The stamps are grouped into four different categories reflecting a chronological progression from the lead-up to the 1916 Rising through to its aftermath. Represented are: Leaders and Icons; Participants; Easter Week and The Aftermath, all designed as a narrative rather than as 16 individual images. These new stamps will be available for the remainder of  2016 at all Post Offices and in special souvenir packs and booklets. [See  http://www.anpost.ie/AnPost/IrishStamps/Home/ ]

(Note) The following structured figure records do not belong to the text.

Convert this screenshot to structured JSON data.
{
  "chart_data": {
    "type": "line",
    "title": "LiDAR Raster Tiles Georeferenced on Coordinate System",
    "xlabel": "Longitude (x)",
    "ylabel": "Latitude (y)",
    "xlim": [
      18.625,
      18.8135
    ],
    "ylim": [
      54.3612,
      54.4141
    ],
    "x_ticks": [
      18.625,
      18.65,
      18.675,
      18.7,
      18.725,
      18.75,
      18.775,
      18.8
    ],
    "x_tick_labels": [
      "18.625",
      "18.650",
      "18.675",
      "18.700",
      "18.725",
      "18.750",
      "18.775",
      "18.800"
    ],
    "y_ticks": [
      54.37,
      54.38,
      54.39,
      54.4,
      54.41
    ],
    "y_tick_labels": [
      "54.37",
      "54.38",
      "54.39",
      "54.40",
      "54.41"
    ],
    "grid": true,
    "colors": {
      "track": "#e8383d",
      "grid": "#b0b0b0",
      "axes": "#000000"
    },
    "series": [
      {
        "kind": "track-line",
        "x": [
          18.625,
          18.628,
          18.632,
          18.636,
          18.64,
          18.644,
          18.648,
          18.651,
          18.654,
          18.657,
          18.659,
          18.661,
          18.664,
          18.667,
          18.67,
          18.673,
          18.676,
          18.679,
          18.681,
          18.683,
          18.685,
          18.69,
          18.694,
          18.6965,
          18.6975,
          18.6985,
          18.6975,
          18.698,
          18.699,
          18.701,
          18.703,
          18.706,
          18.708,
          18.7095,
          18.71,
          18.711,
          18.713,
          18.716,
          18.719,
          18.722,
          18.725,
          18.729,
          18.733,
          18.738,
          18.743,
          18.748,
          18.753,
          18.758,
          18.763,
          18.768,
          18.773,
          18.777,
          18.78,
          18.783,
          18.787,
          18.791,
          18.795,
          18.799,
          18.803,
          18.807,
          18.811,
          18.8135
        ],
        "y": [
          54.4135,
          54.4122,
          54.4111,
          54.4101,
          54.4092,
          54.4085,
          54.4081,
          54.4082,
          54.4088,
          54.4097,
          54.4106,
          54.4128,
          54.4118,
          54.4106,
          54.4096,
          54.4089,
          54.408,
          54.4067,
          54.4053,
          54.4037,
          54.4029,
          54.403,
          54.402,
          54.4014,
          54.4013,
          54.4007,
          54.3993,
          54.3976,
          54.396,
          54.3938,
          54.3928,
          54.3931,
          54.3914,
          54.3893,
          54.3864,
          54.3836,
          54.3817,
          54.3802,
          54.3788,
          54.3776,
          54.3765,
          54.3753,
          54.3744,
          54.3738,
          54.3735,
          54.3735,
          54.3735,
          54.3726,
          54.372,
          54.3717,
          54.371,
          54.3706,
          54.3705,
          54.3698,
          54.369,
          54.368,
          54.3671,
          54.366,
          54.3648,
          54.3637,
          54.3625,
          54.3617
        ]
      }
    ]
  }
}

A huge feature of each set of stamps is the use of ‘Augmented Reality (AR)’ (Latter elements are supplemented by a computer-generated sensory input, involving sound, video and graphics data), thus linking the stamps to a wealth of additional material; through scanning them with the CEE Explorer Smartphone App.

Thomás MacDonagh final communication home.

It is interesting to note that one year after MacDonagh’s death, his wife, whom he had married in 1911, Muriel (née Gifford), drowned in a swimming accident off the Skerries coast, in north Co Dublin, leaving their children, four-year-old Donagh and one-year-old Barbara, orphaned.

His original last letter posted home, currently is not to be found in the National Library of Ireland’s current excellent collection, however a copy truly exists. In this communication MacDonagh laments that his death will leave his family impoverished.

MacDonagh writes; “The one bitterness that death has for me is the separation it brings from my beloved wife Muriel, and my beloved children, Donagh and Barbara. My country will then treat them as wards, I hope. I have devoted myself too much to national work and too little to the making of money to leave them a competence. God help them and support them, and give them a happy and prosperous life.”

Thomás MacDonagh, once, also speaking about Ireland prior to 1916 stated: “This country will be one entire slum unless we get into action, in spite of our literary movements and Gaelic Leagues, it is going down and down. There is no life or heart left in the country.”

One wonders today is the vision and sacrifice MacDonagh dreamed for this country; is it at all reflected in our Ireland one hundred years later in 2016?